Roone'a en güçlülerle savaşma cesareti veren bir şey...
Onlarca yıl, hatta yüzyıllar süren pratik olmadan başarılması imkansız bir şey.
Tabii ki, Nux'un tekniği Roone'unkine tam olarak benzemiyordu. Astaria bir şeylerin farklı olduğunu hissedebiliyordu.
Farkın ne olduğunu tam olarak belirleyemiyordu, ama kesinlikle bir şey vardı.
Nux, Nawdren'in kılıcını serbest bırakırken yüzünde bir gülümseme belirdi.
"Bundan daha iyisini yapabilirsin, değil mi?
Bu, o kadar çok istediğin özgürlüğe kavuşmak için bir fırsat."
Nawdren dalgınlığından çıktı, hızla kılıcını çekti ve geriye atladı.
Yüzünde ciddi bir ifadeyle kendi Manasını harekete geçirdi ve tekrar Nux'a doğru koştu.
Kılıcını takip edilemeyecek bir hızla savurdu.

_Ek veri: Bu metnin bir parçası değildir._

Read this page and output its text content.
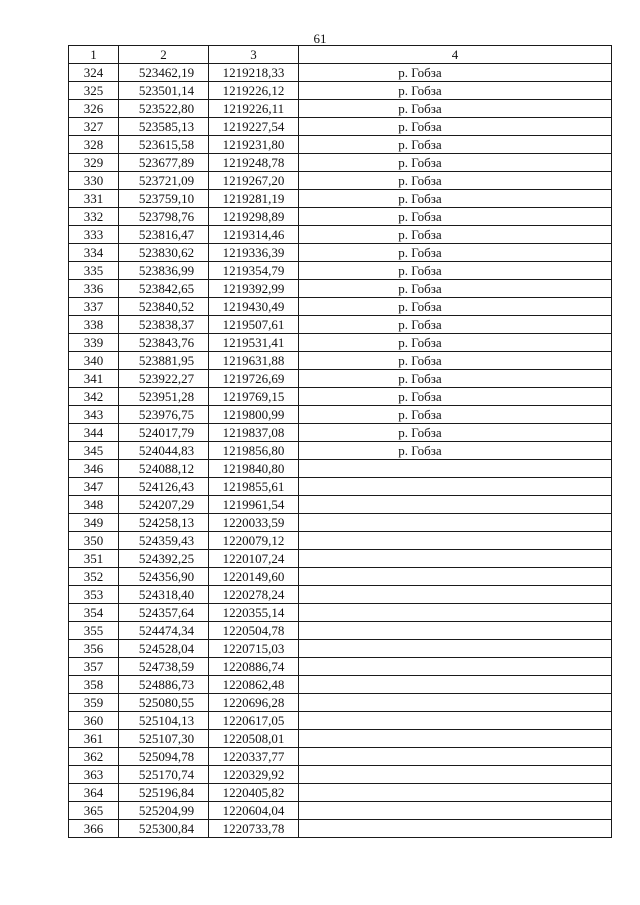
61
1	2	3	4
324	523462,19	1219218,33	р. Гобза
325	523501,14	1219226,12	р. Гобза
326	523522,80	1219226,11	р. Гобза
327	523585,13	1219227,54	р. Гобза
328	523615,58	1219231,80	р. Гобза
329	523677,89	1219248,78	р. Гобза
330	523721,09	1219267,20	р. Гобза
331	523759,10	1219281,19	р. Гобза
332	523798,76	1219298,89	р. Гобза
333	523816,47	1219314,46	р. Гобза
334	523830,62	1219336,39	р. Гобза
335	523836,99	1219354,79	р. Гобза
336	523842,65	1219392,99	р. Гобза
337	523840,52	1219430,49	р. Гобза
338	523838,37	1219507,61	р. Гобза
339	523843,76	1219531,41	р. Гобза
340	523881,95	1219631,88	р. Гобза
341	523922,27	1219726,69	р. Гобза
342	523951,28	1219769,15	р. Гобза
343	523976,75	1219800,99	р. Гобза
344	524017,79	1219837,08	р. Гобза
345	524044,83	1219856,80	р. Гобза
346	524088,12	1219840,80	
347	524126,43	1219855,61	
348	524207,29	1219961,54	
349	524258,13	1220033,59	
350	524359,43	1220079,12	
351	524392,25	1220107,24	
352	524356,90	1220149,60	
353	524318,40	1220278,24	
354	524357,64	1220355,14	
355	524474,34	1220504,78	
356	524528,04	1220715,03	
357	524738,59	1220886,74	
358	524886,73	1220862,48	
359	525080,55	1220696,28	
360	525104,13	1220617,05	
361	525107,30	1220508,01	
362	525094,78	1220337,77	
363	525170,74	1220329,92	
364	525196,84	1220405,82	
365	525204,99	1220604,04	
366	525300,84	1220733,78	
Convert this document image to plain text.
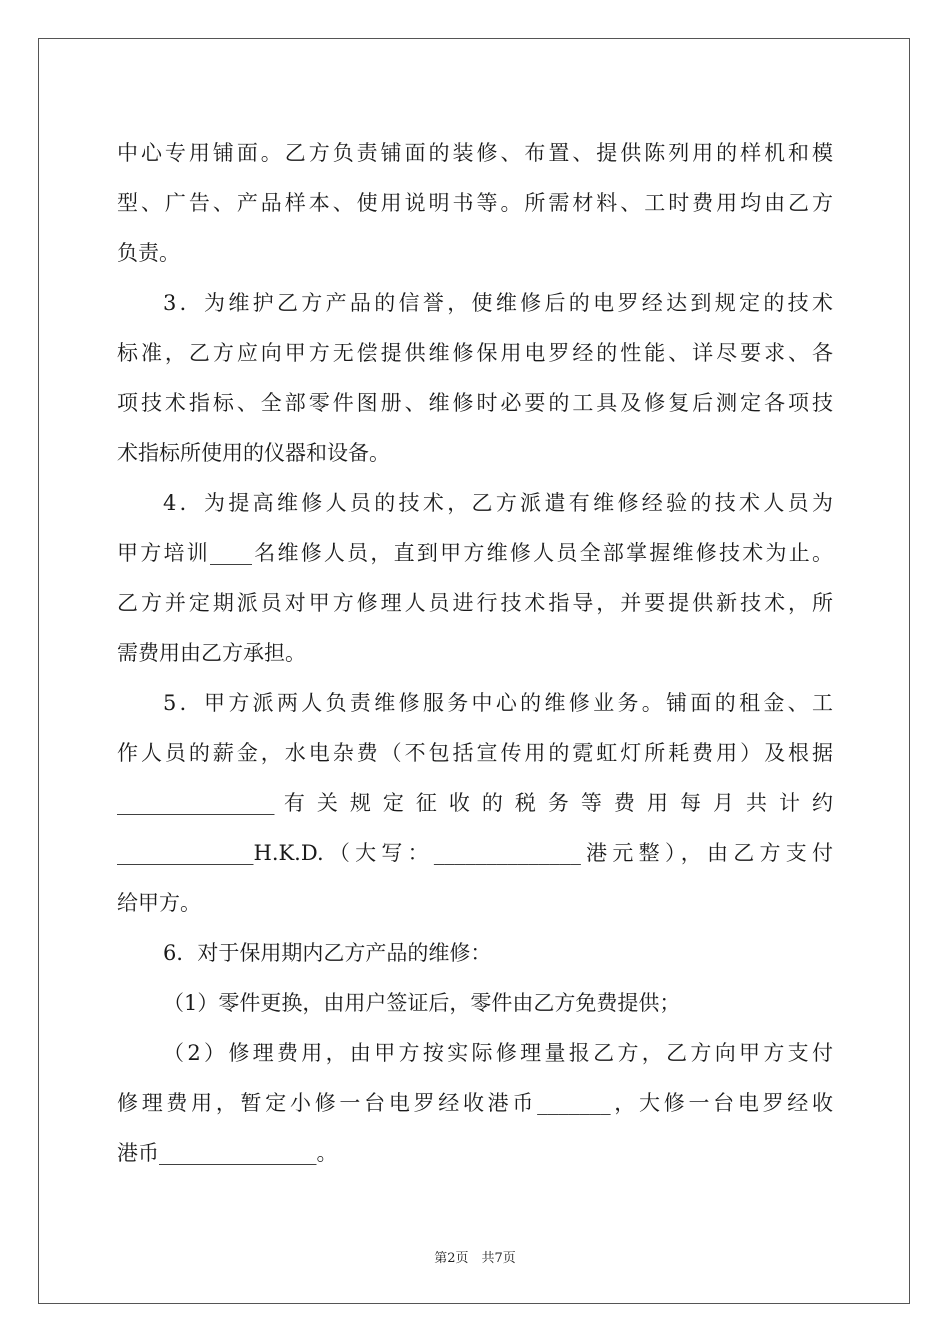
中心专用铺面。乙方负责铺面的装修、布置、提供陈列用的样机和模
型、广告、产品样本、使用说明书等。所需材料、工时费用均由乙方
负责。
3．为维护乙方产品的信誉，使维修后的电罗经达到规定的技术
标准，乙方应向甲方无偿提供维修保用电罗经的性能、详尽要求、各
项技术指标、全部零件图册、维修时必要的工具及修复后测定各项技
术指标所使用的仪器和设备。
4．为提高维修人员的技术，乙方派遣有维修经验的技术人员为
甲方培训____名维修人员，直到甲方维修人员全部掌握维修技术为止。
乙方并定期派员对甲方修理人员进行技术指导，并要提供新技术，所
需费用由乙方承担。
5．甲方派两人负责维修服务中心的维修业务。铺面的租金、工
作人员的薪金，水电杂费（不包括宣传用的霓虹灯所耗费用）及根据
_______________ 有 关 规 定 征 收 的 税 务 等 费 用 每 月 共 计 约
_____________H.K.D.（大写：______________港元整），由乙方支付
给甲方。
6．对于保用期内乙方产品的维修：
（1）零件更换，由用户签证后，零件由乙方免费提供；
（2）修理费用，由甲方按实际修理量报乙方，乙方向甲方支付
修理费用，暂定小修一台电罗经收港币_______，大修一台电罗经收
港币_______________。
第2页　共7页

Nawdren'in hızı ve kılıcın gücü, ölümcül bir kombinasyon oluşturuyordu.
Tek bir saldırı bile isabet ederse, ölümcül bir darbeye yol açacaktı, ancak
Nux, sanki bir çocukla dövüşüyormuş gibi, takip edilmesi imkansız görünen bu saldırıları kaçıyordu.
Hatta tüm bunları yaparken esniyordu bile.

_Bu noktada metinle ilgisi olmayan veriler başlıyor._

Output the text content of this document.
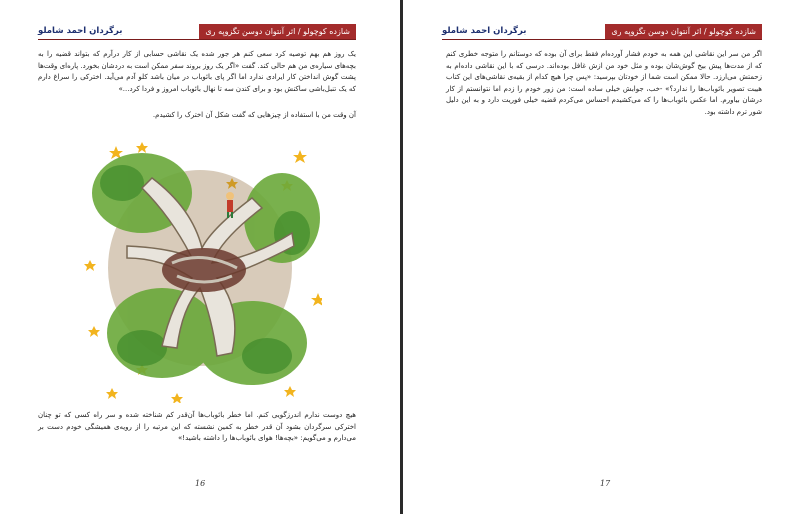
برگردان احمد شاملو	شازده کوچولو / اثر آنتوان دوسن تگزوپه ری
یک روز هم بهم توصیه کرد سعی کنم هر جور شده یک نقاشی حسابی از کار درآرم که بتواند قضیه را به بچه‌های سیاره‌ی من هم حالی کند. گفت «اگر یک روز بروند سفر ممکن است به دردشان بخورد. پاره‌ای وقت‌ها پشت گوش انداختن کار ایرادی ندارد اما اگر پای بائوباب در میان باشد کلو آدم می‌آید. اخترکی را سراغ دارم که یک تنبل‌باشی ساکنش بود و برای کندن سه تا نهال بائوباب امروز و فردا کرد...»
آن وقت من با استفاده از چیزهایی که گفت شکل آن اخترک را کشیدم.
هیچ دوست ندارم اندرزگویی کنم. اما خطر بائوباب‌ها آن‌قدر کم شناخته شده و سر راه کسی که تو چنان اخترکی سرگردان بشود آن قدر خطر به کمین نشسته که این مرتبه را از رویه‌ی همیشگی خودم دست بر می‌دارم و می‌گویم: «بچه‌ها! هوای بائوباب‌ها را داشته باشید!»
16
برگردان احمد شاملو	شازده کوچولو / اثر آنتوان دوسن تگزوپه ری
اگر من سر این نقاشی این همه به خودم فشار آورده‌ام فقط برای آن بوده که دوستانم را متوجه خطری کنم که از مدت‌ها پیش بیخ گوش‌شان بوده و مثل خود من ازش غافل بوده‌اند. درسی که با این نقاشی داده‌ام به زحمتش می‌ارزد. حالا ممکن است شما از خودتان بپرسید: «پس چرا هیچ کدام از بقیه‌ی نقاشی‌های این کتاب هیبت تصویر بائوباب‌ها را ندارد؟» -خب، جوابش خیلی ساده است: من زور خودم را زدم اما نتوانستم از کار درشان بیاورم. اما عکس بائوباب‌ها را که می‌کشیدم احساس می‌کردم قضیه خیلی فوریت دارد و به این دلیل شور ترم داشته بود.
17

Ve Nawdren bundan hiç hoşlanmamıştı.
"Seni piç! Mana'nın ne kadar dayanacak sanıyorsun?"
Öfke ve sinirle bağırdı.
"Manan bittiği an, öldüğün an olacak!
Beni küçümsediğin için pişman olacaksın!"
Kadınların yüzleri ciddi bir ifadeye büründü.
Özellikle de Nawdren'i durdurmak için sözleşmenin gücünü kullanmak üzere olan Riona. Ancak, o bir şey yapamadan Amaya elini tuttu.
Riona Amaya'ya baktı ve Amaya başını salladı.
Riona kaşlarını çattı, Amaya sonra Nux'u işaret etti, Riona savaş alanına baktı, sonra gözleri Nux'a takıldı.
Nawdren'in saldırısı karşısında, sakin bir şekilde duruyordu, yüzünde küçük bir gülümseme vardı ve saldırılarını kaçınmaya devam ediyordu.
Sonra, parmaklarıyla Nawdren'in kılıcını tekrar yakaladı ve sordu
"Mana kullandığımı kim söyledi?"
"…ha?"
Nawdren'in ifadesi değişti.
Nux, Nawdren'in kılıcını çekerek onu kendine yaklaştırdı, sonra elini tuttu ve
*Bam*
*Çat*
"Khhooocckkk!!!"
Onun karnına yumruk attı.
Tek bir yumruk, o absürt derecede güçlü zırhı kırdı, darbe etkisi hala geçmemişti ve Nawdren'in kaburgalarını kırdı.
*Öksürük*
Nawdren kan öksürdü.
Gurur duyduğu zırhındaki o büyük deliği görünce...
Dünya görüşü çöktü.
Ancak Nux, ona bir başka büyük şok daha yaşatmak üzereydi.
"İnan bana, Skadi Krallığı'ndan buraya gelirken ya da tüm bu savaş boyunca
hiç Mana kullanmadım."
Bölüm 650 : L'nin Mana kullandığını kim söyledi?